Redundancy processes were begun for his production and office staff, with the contracts of cast members terminated. This naturally did not earn Mackintosh many friends, and in the recent Stage 100 list he was completely excluded from a survey that he has previously topped, as I wrote here last week.

But could it be that Mackintosh has, after all, proved to be the most prudent of producers? He did join the attempt to bring back theatre in December by re-opening a concert version of Les Miserables at the Sondheim Theatre, to a significantly reduced capacity; but it, like every other show that came back or newly opened, it was forced to shut again.

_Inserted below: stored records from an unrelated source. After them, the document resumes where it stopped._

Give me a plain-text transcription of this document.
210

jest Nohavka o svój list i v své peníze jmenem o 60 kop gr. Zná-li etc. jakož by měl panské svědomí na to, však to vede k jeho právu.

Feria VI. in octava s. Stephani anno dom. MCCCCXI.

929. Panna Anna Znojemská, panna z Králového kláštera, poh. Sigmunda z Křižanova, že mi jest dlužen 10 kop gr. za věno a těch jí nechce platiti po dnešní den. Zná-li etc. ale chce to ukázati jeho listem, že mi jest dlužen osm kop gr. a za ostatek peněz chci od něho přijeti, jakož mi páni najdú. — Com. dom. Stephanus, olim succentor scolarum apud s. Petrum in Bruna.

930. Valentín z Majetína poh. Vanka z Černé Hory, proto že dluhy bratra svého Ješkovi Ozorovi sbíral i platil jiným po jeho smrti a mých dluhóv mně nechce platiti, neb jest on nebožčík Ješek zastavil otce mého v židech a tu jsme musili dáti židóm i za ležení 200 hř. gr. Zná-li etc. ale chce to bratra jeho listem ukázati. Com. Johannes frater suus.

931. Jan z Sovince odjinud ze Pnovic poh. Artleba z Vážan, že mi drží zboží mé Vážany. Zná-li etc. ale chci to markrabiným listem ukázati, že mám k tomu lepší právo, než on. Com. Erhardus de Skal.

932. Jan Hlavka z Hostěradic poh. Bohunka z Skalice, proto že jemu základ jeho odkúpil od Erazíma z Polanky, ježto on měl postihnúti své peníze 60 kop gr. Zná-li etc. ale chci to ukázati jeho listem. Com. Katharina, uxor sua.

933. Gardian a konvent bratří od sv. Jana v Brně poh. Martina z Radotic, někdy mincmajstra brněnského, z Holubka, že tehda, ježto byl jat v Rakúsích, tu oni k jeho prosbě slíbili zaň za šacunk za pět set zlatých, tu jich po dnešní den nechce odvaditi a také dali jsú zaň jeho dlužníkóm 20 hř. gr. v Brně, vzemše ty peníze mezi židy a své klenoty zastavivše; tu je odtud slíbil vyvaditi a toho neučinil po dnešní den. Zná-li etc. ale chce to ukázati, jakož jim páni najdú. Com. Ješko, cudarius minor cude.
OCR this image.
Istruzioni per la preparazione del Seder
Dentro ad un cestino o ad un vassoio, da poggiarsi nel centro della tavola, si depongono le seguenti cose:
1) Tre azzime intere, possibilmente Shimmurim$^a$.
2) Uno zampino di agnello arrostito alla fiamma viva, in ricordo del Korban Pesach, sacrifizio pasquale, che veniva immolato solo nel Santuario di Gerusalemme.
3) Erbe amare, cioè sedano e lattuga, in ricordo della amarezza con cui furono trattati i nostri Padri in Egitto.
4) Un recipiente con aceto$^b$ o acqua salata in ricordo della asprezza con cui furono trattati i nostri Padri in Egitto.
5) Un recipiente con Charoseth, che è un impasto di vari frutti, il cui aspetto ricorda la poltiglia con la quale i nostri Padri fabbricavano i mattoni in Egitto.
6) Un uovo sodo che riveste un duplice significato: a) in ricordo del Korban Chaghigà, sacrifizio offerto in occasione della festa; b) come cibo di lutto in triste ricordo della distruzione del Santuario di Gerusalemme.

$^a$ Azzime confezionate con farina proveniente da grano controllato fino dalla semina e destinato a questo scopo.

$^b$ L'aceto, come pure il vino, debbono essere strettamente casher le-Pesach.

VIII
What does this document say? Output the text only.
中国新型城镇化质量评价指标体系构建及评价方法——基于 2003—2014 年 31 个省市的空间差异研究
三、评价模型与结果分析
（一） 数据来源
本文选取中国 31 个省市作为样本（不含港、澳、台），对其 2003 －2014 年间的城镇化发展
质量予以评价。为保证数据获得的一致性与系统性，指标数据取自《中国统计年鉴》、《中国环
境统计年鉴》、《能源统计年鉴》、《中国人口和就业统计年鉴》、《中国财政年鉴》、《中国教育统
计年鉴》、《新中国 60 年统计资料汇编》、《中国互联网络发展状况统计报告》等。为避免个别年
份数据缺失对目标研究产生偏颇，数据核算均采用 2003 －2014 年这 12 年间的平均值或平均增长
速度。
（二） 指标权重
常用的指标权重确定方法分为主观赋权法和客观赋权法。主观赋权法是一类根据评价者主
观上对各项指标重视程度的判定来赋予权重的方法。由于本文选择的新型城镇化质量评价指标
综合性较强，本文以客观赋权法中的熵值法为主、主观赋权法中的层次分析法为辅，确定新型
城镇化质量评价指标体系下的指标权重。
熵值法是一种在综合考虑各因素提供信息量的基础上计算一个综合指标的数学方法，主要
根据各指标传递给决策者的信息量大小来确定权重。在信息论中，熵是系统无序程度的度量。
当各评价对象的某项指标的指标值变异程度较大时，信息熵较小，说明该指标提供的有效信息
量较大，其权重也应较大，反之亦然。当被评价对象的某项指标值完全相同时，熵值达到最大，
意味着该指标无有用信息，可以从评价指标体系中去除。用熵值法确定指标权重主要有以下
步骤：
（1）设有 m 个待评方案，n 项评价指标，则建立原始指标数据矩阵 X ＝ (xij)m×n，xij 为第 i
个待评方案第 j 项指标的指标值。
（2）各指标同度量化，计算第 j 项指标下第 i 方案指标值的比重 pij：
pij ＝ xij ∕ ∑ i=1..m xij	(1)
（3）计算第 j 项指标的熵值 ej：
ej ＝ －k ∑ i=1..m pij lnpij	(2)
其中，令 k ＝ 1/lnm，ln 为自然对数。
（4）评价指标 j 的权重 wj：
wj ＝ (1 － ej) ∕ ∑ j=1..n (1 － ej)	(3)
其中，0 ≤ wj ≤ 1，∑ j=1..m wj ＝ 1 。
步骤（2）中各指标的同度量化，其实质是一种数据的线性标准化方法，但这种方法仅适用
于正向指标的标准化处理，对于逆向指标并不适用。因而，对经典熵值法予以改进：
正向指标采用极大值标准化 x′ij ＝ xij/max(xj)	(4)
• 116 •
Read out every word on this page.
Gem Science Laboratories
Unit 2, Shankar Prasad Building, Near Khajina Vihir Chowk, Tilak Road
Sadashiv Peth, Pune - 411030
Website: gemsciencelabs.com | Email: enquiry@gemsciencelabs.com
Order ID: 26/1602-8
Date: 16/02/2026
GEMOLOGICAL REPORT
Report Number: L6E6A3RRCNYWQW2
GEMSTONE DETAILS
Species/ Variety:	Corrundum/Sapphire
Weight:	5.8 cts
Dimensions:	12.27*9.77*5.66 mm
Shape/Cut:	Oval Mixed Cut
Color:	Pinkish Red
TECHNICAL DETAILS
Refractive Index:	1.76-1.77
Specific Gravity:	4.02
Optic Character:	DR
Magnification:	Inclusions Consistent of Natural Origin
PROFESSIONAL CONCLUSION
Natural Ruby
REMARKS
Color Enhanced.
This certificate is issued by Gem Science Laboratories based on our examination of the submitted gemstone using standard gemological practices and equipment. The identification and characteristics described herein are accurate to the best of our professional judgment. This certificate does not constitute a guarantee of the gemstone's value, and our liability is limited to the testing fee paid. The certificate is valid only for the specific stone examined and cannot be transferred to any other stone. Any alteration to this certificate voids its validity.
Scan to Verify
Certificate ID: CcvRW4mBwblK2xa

Now there’s no sign at all when it, or any of the other shows lining up to open in the coming months as I itemised here last Saturday, will actually be able to.

Meanwhile, in America, Dr Anthony Fauci — the continent’s most famous and authoritative infectious disease expert, at least beyond Trumpland — told a conference held online by the Association of Performing Arts Professionals that the end of the shutdown was in sight. According to a report in the New York Times,

The timeline hinged on the country reaching an effective level of herd immunity, which he defined as vaccinating from 70 percent to 85 percent of the population. “If everything goes right, this is will occur some time in the fall of 2021,” Dr. Fauci said, “so that by the time we get to the early to mid-fall, you can have people feeling safe performing onstage as well as people in the audience.”

He also said that,

if vaccine distribution succeeded, theatres with good ventilation and proper air filters might not need to place many restrictions for performances by the fall — except asking their audience members to wear masks, which he suggested could continue to be a norm for some time. “I think you can then start getting back to almost full capacity of seating,” he said.

That’s the most hopeful sign yet of a possible return to normality. But neither Fauci nor any Broadway producers are yet putting a firm date on it.

I suspect the mistake that British producers have made was to over-anticipate that theatre could return in a changed world; and now that this attempt has failed, they’re actually in a worse position than they would have been had they held off. Not only have they invested money in shows that will not now be returned, but they’ve also undermined at the paying public’s confidence in future bookings. What’s the point of booking for anything right now if, when the day arrives, you’ll only have to plan yet another date?